By Shawn Radcliffe
Updated Mar 24, 2022

IvanMikhaylov/iStock/GettyImages

Even when a liquid appears still, molecules within it are constantly evaporating into the air above and condensing back again. When these opposing processes balance, the system reaches equilibrium. At equilibrium, the vapor’s partial pressure directly reflects its concentration in the gas phase. To translate that pressure into a measurable concentration, we apply the ideal gas law, which links pressure, temperature, and molar quantity.
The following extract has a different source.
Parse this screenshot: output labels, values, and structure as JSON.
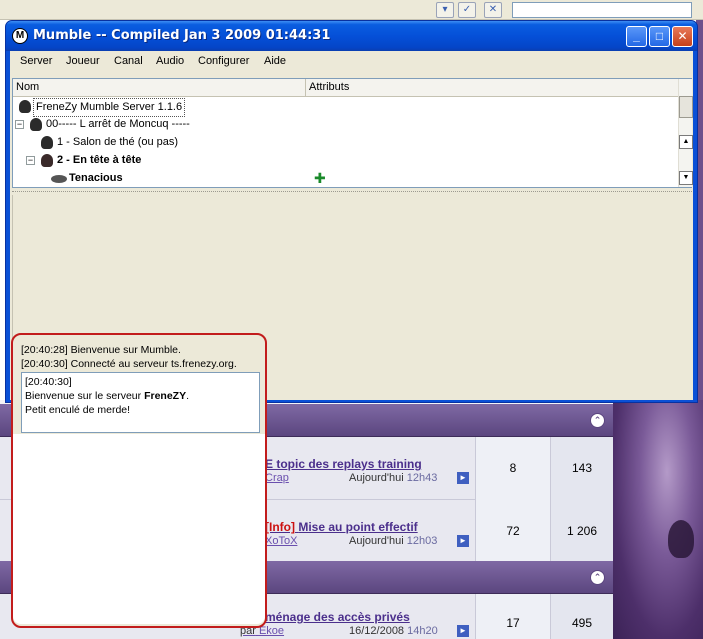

Step 1: Write the Ideal Gas Law

The ideal gas equation is PV = nRT, where:

• P = pressure (atm)
• V = volume (L)
• n = number of moles
• T = temperature (K)
• R = universal gas constant = 0.0821 L atm mol⁻¹ K⁻¹

Step 2: Solve for Concentration (n/V)

Rearrange the equation to isolate molarity:

n/V = P/(RT)

Thus, concentration equals the partial pressure divided by the product of the gas constant and temperature.

Step 3: Convert Temperature to Kelvin

Use the relation K = °C + 273.15. For example, 25 °C becomes 298 K.

Step 4: Convert Pressure to Atmospheres

If your measurement is in torr, multiply by 0.001316 to obtain atmospheres. For example, 25 torr = 0.0329 atm.

Step 5: Calculate the Concentration

Insert the converted values into the equation. With a temperature of 298 K and a partial pressure of 0.031 atm:

n/V = 0.031 / (0.0821 × 298) ≈ 0.0013 mol L⁻¹

This result expresses the vapor concentration as 1.3 × 10⁻³ mol per liter.

TL;DR

At equilibrium, a gas’s concentration equals its partial pressure. Convert temperature to Kelvin and pressure to atmospheres, then apply n/V = P/(RT) to obtain the molarity.